The importance of caching

We only need to access one record of a page, which also requires loading the entire page into memory first. After loading the entire page into memory, it is ready for read and write access. After reading and writing access, it is not in a hurry to free up the memory space corresponding to the page. Instead, it is cached so that future requests to access the page again can save disk IO overhead. This can greatly increase efficiency.

The InnoDB Buffer Pool

The concept of Buffer pools

InnoDB is designed to cache pages on disk. When MySQL server starts up, InnoDB requests a contiguous piece of memory from the operating system. They call this piece of memory a Buffer Pool. How big is it? If you have 512 GIGABytes of memory, you can allocate a few hundred gigabytes of memory to the Buffer Pool. If you don’t have the money, you can set a smaller Buffer Pool. By default, the size of the Buffer Pool is only 128 MB. Innodb_buffer_pool_size specifies the size of the Buffer Pool if you don’t like the size of 128MB. [server] Innodb_buffer_pool_size = 268435456 innodb_buffer_pool_size = 268435456 Note that the Buffer Pool cannot be too small. The minimum Buffer Pool is 5M(if smaller, it is automatically set to 5M).

Internal structure of the Buffer Pool

The default page size in the Buffer Pool is the same as the default page size on disk, which is 16KB. In order to better manage the cached pages in the Buffer Pool, InnoDB’s design uncle creates some so-called control information for each cached page. This control information includes the tablespace number of the page, page number, address of the cache page in the Buffer Pool, linked list node information, some lock information, and LSN information. The size of memory occupied by the control information corresponding to each cache page is the same, so we call the memory occupied by the control information corresponding to each page a control block.
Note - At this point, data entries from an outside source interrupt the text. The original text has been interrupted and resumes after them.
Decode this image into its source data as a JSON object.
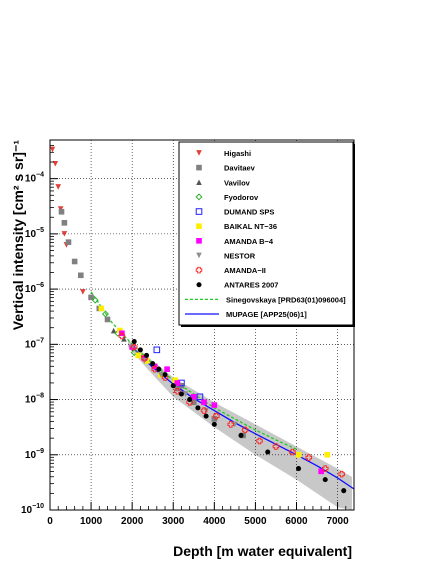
{
  "chart_data": {
    "type": "scatter",
    "xlabel": "Depth [m water equivalent]",
    "ylabel": "Vertical intensity [cm² s sr]⁻¹",
    "xlim": [
      0,
      7400
    ],
    "ylim_log10": [
      -10,
      -3.3
    ],
    "x_scale": "linear",
    "y_scale": "log",
    "grid": true,
    "legend_position": "top-right",
    "x_ticks": [
      {
        "v": 0,
        "label": "0"
      },
      {
        "v": 1000,
        "label": "1000"
      },
      {
        "v": 2000,
        "label": "2000"
      },
      {
        "v": 3000,
        "label": "3000"
      },
      {
        "v": 4000,
        "label": "4000"
      },
      {
        "v": 5000,
        "label": "5000"
      },
      {
        "v": 6000,
        "label": "6000"
      },
      {
        "v": 7000,
        "label": "7000"
      }
    ],
    "y_ticks": [
      {
        "e": -10,
        "label": "10",
        "sup": "−10"
      },
      {
        "e": -9,
        "label": "10",
        "sup": "−9"
      },
      {
        "e": -8,
        "label": "10",
        "sup": "−8"
      },
      {
        "e": -7,
        "label": "10",
        "sup": "−7"
      },
      {
        "e": -6,
        "label": "10",
        "sup": "−6"
      },
      {
        "e": -5,
        "label": "10",
        "sup": "−5"
      },
      {
        "e": -4,
        "label": "10",
        "sup": "−4"
      }
    ],
    "series": [
      {
        "name": "Higashi",
        "marker": "tri-down",
        "color": "#e0403a",
        "points": [
          [
            60,
            -3.47
          ],
          [
            130,
            -3.73
          ],
          [
            200,
            -4.15
          ],
          [
            260,
            -4.55
          ],
          [
            350,
            -5.0
          ],
          [
            400,
            -5.2
          ],
          [
            800,
            -6.05
          ]
        ]
      },
      {
        "name": "Davitaev",
        "marker": "square",
        "color": "#808080",
        "points": [
          [
            280,
            -4.6
          ],
          [
            350,
            -4.8
          ],
          [
            450,
            -5.15
          ],
          [
            600,
            -5.5
          ],
          [
            750,
            -5.75
          ],
          [
            1000,
            -6.15
          ],
          [
            1200,
            -6.35
          ],
          [
            1400,
            -6.55
          ],
          [
            3100,
            -7.8
          ],
          [
            3200,
            -7.75
          ],
          [
            3500,
            -8.05
          ],
          [
            4000,
            -8.35
          ],
          [
            4700,
            -8.65
          ]
        ]
      },
      {
        "name": "Vavilov",
        "marker": "tri-up",
        "color": "#555555",
        "points": [
          [
            1550,
            -6.75
          ],
          [
            1800,
            -6.9
          ]
        ]
      },
      {
        "name": "Fyodorov",
        "marker": "diamond-open",
        "color": "#30b030",
        "points": [
          [
            1100,
            -6.2
          ],
          [
            1350,
            -6.45
          ],
          [
            1650,
            -6.8
          ],
          [
            2050,
            -7.15
          ]
        ]
      },
      {
        "name": "DUMAND SPS",
        "marker": "square-open",
        "color": "#2020ff",
        "points": [
          [
            2600,
            -7.1
          ],
          [
            3200,
            -7.7
          ],
          [
            3650,
            -7.95
          ]
        ]
      },
      {
        "name": "BAIKAL NT−36",
        "marker": "square",
        "color": "#ffee00",
        "points": [
          [
            1250,
            -6.35
          ],
          [
            1700,
            -6.75
          ],
          [
            2150,
            -7.2
          ],
          [
            2350,
            -7.3
          ],
          [
            2700,
            -7.55
          ],
          [
            3050,
            -7.65
          ],
          [
            6050,
            -9.0
          ],
          [
            6750,
            -9.0
          ]
        ]
      },
      {
        "name": "AMANDA B−4",
        "marker": "square",
        "color": "#ff00ff",
        "points": [
          [
            1750,
            -6.8
          ],
          [
            2000,
            -7.05
          ],
          [
            2300,
            -7.25
          ],
          [
            2550,
            -7.4
          ],
          [
            2850,
            -7.45
          ],
          [
            3100,
            -7.7
          ],
          [
            3500,
            -7.95
          ],
          [
            3750,
            -8.05
          ],
          [
            4000,
            -8.1
          ],
          [
            6600,
            -9.3
          ]
        ]
      },
      {
        "name": "NESTOR",
        "marker": "tri-down",
        "color": "#909090",
        "points": [
          [
            2000,
            -7.05
          ],
          [
            2300,
            -7.3
          ],
          [
            2700,
            -7.55
          ],
          [
            3300,
            -7.9
          ],
          [
            3800,
            -8.2
          ],
          [
            4500,
            -8.45
          ]
        ]
      },
      {
        "name": "AMANDA−II",
        "marker": "cross-open",
        "color": "#ff2020",
        "points": [
          [
            1750,
            -6.85
          ],
          [
            2050,
            -7.05
          ],
          [
            2300,
            -7.25
          ],
          [
            2550,
            -7.45
          ],
          [
            2800,
            -7.6
          ],
          [
            3100,
            -7.85
          ],
          [
            3400,
            -8.05
          ],
          [
            3750,
            -8.2
          ],
          [
            4050,
            -8.3
          ],
          [
            4400,
            -8.45
          ],
          [
            4750,
            -8.55
          ],
          [
            5100,
            -8.75
          ],
          [
            5500,
            -8.85
          ],
          [
            5900,
            -8.95
          ],
          [
            6300,
            -9.05
          ],
          [
            6700,
            -9.25
          ],
          [
            7100,
            -9.35
          ]
        ]
      },
      {
        "name": "ANTARES 2007",
        "marker": "circle",
        "color": "#000000",
        "points": [
          [
            2050,
            -6.95
          ],
          [
            2200,
            -7.1
          ],
          [
            2350,
            -7.2
          ],
          [
            2500,
            -7.35
          ],
          [
            2650,
            -7.45
          ],
          [
            2800,
            -7.55
          ],
          [
            3000,
            -7.75
          ],
          [
            3200,
            -7.9
          ],
          [
            3400,
            -8.0
          ],
          [
            3600,
            -8.15
          ],
          [
            3800,
            -8.3
          ],
          [
            4000,
            -8.45
          ],
          [
            4650,
            -8.65
          ],
          [
            5300,
            -8.95
          ],
          [
            6050,
            -9.25
          ],
          [
            6700,
            -9.45
          ],
          [
            7150,
            -9.65
          ]
        ]
      }
    ],
    "curves": [
      {
        "name": "Sinegovskaya [PRD63(01)096004]",
        "style": "dashed",
        "color": "#22cc22",
        "points": [
          [
            1000,
            -6.05
          ],
          [
            1500,
            -6.6
          ],
          [
            2000,
            -7.0
          ],
          [
            2500,
            -7.35
          ],
          [
            3000,
            -7.65
          ],
          [
            3500,
            -7.9
          ],
          [
            4000,
            -8.15
          ],
          [
            4500,
            -8.35
          ],
          [
            5000,
            -8.55
          ],
          [
            5500,
            -8.73
          ],
          [
            6000,
            -8.9
          ]
        ]
      },
      {
        "name": "MUPAGE [APP25(06)1]",
        "style": "solid",
        "color": "#1010ff",
        "points": [
          [
            2000,
            -7.05
          ],
          [
            2500,
            -7.42
          ],
          [
            3000,
            -7.72
          ],
          [
            3500,
            -7.98
          ],
          [
            4000,
            -8.2
          ],
          [
            4500,
            -8.42
          ],
          [
            5000,
            -8.62
          ],
          [
            5500,
            -8.81
          ],
          [
            6000,
            -9.0
          ],
          [
            6500,
            -9.2
          ],
          [
            7000,
            -9.42
          ],
          [
            7400,
            -9.62
          ]
        ]
      }
    ],
    "uncertainty_band": {
      "color": "#c8c8c8",
      "upper": [
        [
          1900,
          -6.92
        ],
        [
          2500,
          -7.3
        ],
        [
          3000,
          -7.6
        ],
        [
          4000,
          -8.05
        ],
        [
          5000,
          -8.45
        ],
        [
          6000,
          -8.85
        ],
        [
          7000,
          -9.25
        ],
        [
          7350,
          -9.4
        ]
      ],
      "lower": [
        [
          1900,
          -7.05
        ],
        [
          2500,
          -7.55
        ],
        [
          3000,
          -7.95
        ],
        [
          4000,
          -8.5
        ],
        [
          5000,
          -9.0
        ],
        [
          6000,
          -9.45
        ],
        [
          7000,
          -9.95
        ],
        [
          7350,
          -10.0
        ]
      ]
    }
  }
}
The control block and the cache page correspond one by one, and they are stored in the Buffer Pool, where the control block is stored in the front of the Buffer Pool. Cache pages are stored behind the Buffer Pool, so the entire Buffer Pool will look like this:

Each control block corresponds to a cache page. After allocating enough control blocks and cache pages, the remaining space may not be enough for the size of a pair of control blocks and cache pages. Therefore, the unused memory space is called fragmentation. Of course, if you set the size of the Buffer Pool just right, it may not cause fragmentation

Free list management

Since there is no way to determine which buffer pool memory is being used and which is free to use, we use a control block to manage the cache pages. The control block has a free list to manage the cache page usage.When a page is loaded from disk into a Buffer Pool, a free page is fetched from the free list and the corresponding control block is filled in with information (i.e. the tablespace in which the page is located, page number, etc.). Then remove the free linked list node corresponding to the cached page from the linked list, indicating that the cached page has been used ~

Caching page hash processing

How do we access data? If the data is loaded into the buffer pool, how do we know exactly if it has been loaded into the Beffer Pool? Well, we actually hash it by using the table space number + page number as the key. A cached page is just a value, which is addressed by a hash table and then used if it’s there, and if it’s not there, we load the data in from disk.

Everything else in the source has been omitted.